Tempi stretti

Adalet Ağaoğlu, Notte di nozze, tr. Fulvio Bertucelli e Tina Maraucci, L’Asino d’oro editrice, pp. 446, 16,00 euro stampa

Fiori: ne arrivano talmente tanti che non si sa più dove piazzarli al lussuoso Club Anatolia di Ankara, dove tra poco si svolgerà un matrimonio prestigioso, quello tra l’infelicissima figlia dell’imprenditore rampante İlhan Dereli e il figlio del generale Hayrettin Özkan. Siamo in Turchia, è appena avvenuto il golpe militare del 1971 e le due famiglie degli sposi rappresentano le nuove classi al potere: quella borghese imprenditoriale, anatolica, rurale che finalmente rimpiazza l’elite kemalista e laica dei decenni precedenti e quella militare, degli ufficiali che vogliono far scordare alla società civile la costituzione liberale uscita dal precedente colpo di stato del 1960 con la concessione di una serie di diritti, anche quello di sciopero.
Tezel, zia intellettuale della sposa che ha partecipato alle lotte libertarie del decennio precedente, è una delle due voci narranti del romanzo.
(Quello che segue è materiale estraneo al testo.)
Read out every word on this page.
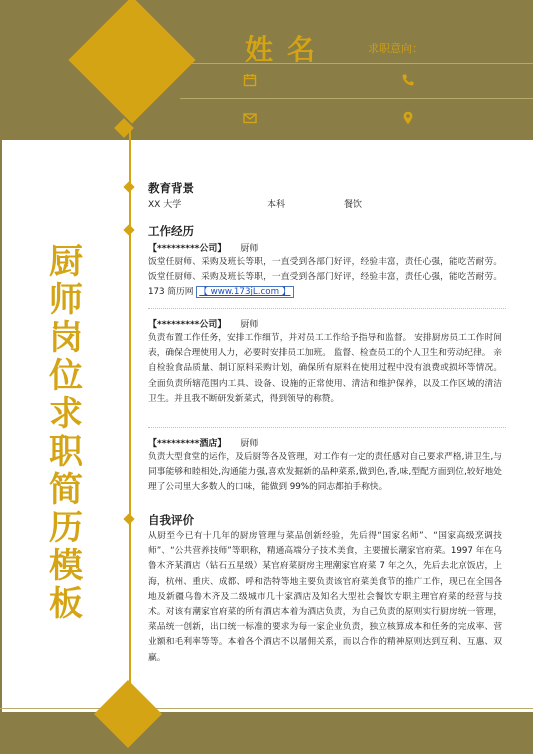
姓名	求职意向：
厨师岗位求职简历模板
教育背景
XX 大学	本科	餐饮
工作经历
【*********公司】 厨师
饭堂任厨师、采购及班长等职，一直受到各部门好评，经验丰富，责任心强，能吃苦耐劳。饭堂任厨师、采购及班长等职，一直受到各部门好评，经验丰富，责任心强，能吃苦耐劳。173 简历网 【 www.173jL.com 】
【*********公司】 厨师
负责布置工作任务，安排工作细节，并对员工工作给予指导和监督。 安排厨房员工工作时间表，确保合理使用人力，必要时安排员工加班。 监督、检查员工的个人卫生和劳动纪律。 亲自检验食品质量、制订原料采购计划，确保所有原料在使用过程中没有浪费或损坏等情况。 全面负责所辖范围内工具、设备、设施的正常使用、清洁和维护保养，以及工作区域的清洁卫生。并且我不断研发新菜式，得到领导的称赞。
【*********酒店】 厨师
负责大型食堂的运作，及后厨等各及管理，对工作有一定的责任感对自己要求严格,讲卫生,与同事能够和睦相处,沟通能力强,喜欢发掘新的品种菜系,做到色,香,味,型配方面到位,较好地处理了公司里大多数人的口味，能做到 99%的同志都拍手称快。
自我评价
从厨至今已有十几年的厨房管理与菜品创新经验，先后得“国家名师”、“国家高级烹调技师”、“公共营养技师”等职称，精通高端分子技术美食，主要擅长潮家官府菜。1997 年在乌鲁木齐某酒店（钻石五星级）某官府菜厨房主理潮家官府菜 7 年之久，先后去北京饭店，上海，杭州、重庆、成都、呼和浩特等地主要负责该官府菜美食节的推广工作，现已在全国各地及新疆乌鲁木齐及二级城市几十家酒店及知名大型社会餐饮专职主理官府菜的经营与技术。对该有潮家官府菜的所有酒店本着为酒店负责，为自己负责的原则实行厨房统一管理，菜品统一创新，出口统一标准的要求为每一家企业负责，独立核算成本和任务的完成率、营业额和毛利率等等。本着各个酒店不以屠佣关系，而以合作的精神原则达到互利、互惠、双赢。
È lei che sigla l’incipit del libro con una frase fulminante rimasta proverbiale in Turchia: “Se non vogliamo suicidarci, beviamo almeno!” E di alcol ne scorre tanto nei 5 piani del Club Anatolia che corrispondono ai vari momenti della festa, diventando una forma di evasione dalla realtà esterna, dall’ennesimo avvio di una stagione di violenza, durante la quale altri giovani saranno arrestati e torturati.

Si parla molto di carcere in questo romanzo, e non solo con connotazioni negative. Anche la seconda voce narrante, Ömer, zio della sposa e cognato di Tezel, fascinoso docente universitario con laurea a Oxford, ha conosciuto l’onore dell’arresto nel passato diventando un’icona del colpo di stato del 1960, ma oggi è una controfigura di se stesso, ha rifiutato la lotta e si è prostituito con il potere. Pure lui, come Tezel, annega la sua angoscia nell’alcol e si rifugia in amori impossibili.

Attraverso un profondo scavo psicologico non disgiunto da una notevole dose d’ironia, Ağaoğlu, una delle più importanti scrittrici turche contemporanee, fa sfilare tanti personaggi ritraendoli tutti in modo impietoso per poter affrontare i temi cari al suo mondo letterario: l’analisi delle classi sociali, lo sfaldamento dei legami affettivi, le relazioni di genere, le contraddizioni della gioventù rivoluzionaria. Solo Ayşen, moglie di Ömer e sorella maggiore di Tezel, si salva, rifiutandosi di partecipare al matrimonio dove i nuovi vincitori siglano la sconfitta dei suoi sogni.

Questo romanzo, il cui titolo originale suona Bir Düğün Gecesi, è tradotto per la prima volta in Europa 40 anni dopo la sua pubblicazione e rappresenta il secondo volume di una trilogia dal titolo metaforico Tempi stretti (Dar zamanlar), concepita per dar voce rispettivamente ai colpi di stato del 1960, del 1971, del 1980. La scrittrice, rappresentante della letteratura del 12 marzo (data del golpe del 1971) e attivista dei diritti umani, ha contribuito a svecchiare la letteratura del suo paese, svincolandola dai dogmi del realismo didattico. Peccato che la sua veneranda età (è nata nel 1929) le impedisca probabilmente di scrivere un’opera sull’ultimo colpo di stato del 2016, con la conseguente svolta reazionaria che sta vivendo la Turchia.

Eppure il romanzo offre un’anticipazione della sterzata islamista contemporanea: c’è, infatti, un’unica coppia tradizionalista che mal si assortisce tra gli invitati del matrimonio laico, visto il capo velato della donna. Un monito indelebile a ricordarci la fondazione del primo partito islamico in Turchia avvenuta proprio nel 1972.

Il romanzo, oltre a svelarci le tante sfaccettature della società turca, permette di fare un paragone fondato con gli anni Settanta italiani: la violenza politica, il rapporto dei giovani con la politica e la loro frammentazione in opposte fazioni, il passaggio alla lotta armata, il ruolo degli USA. Un’ulteriore conferma, mutatis mutandis, di quanto la Turchia appartenga anche all’immaginario occidentale.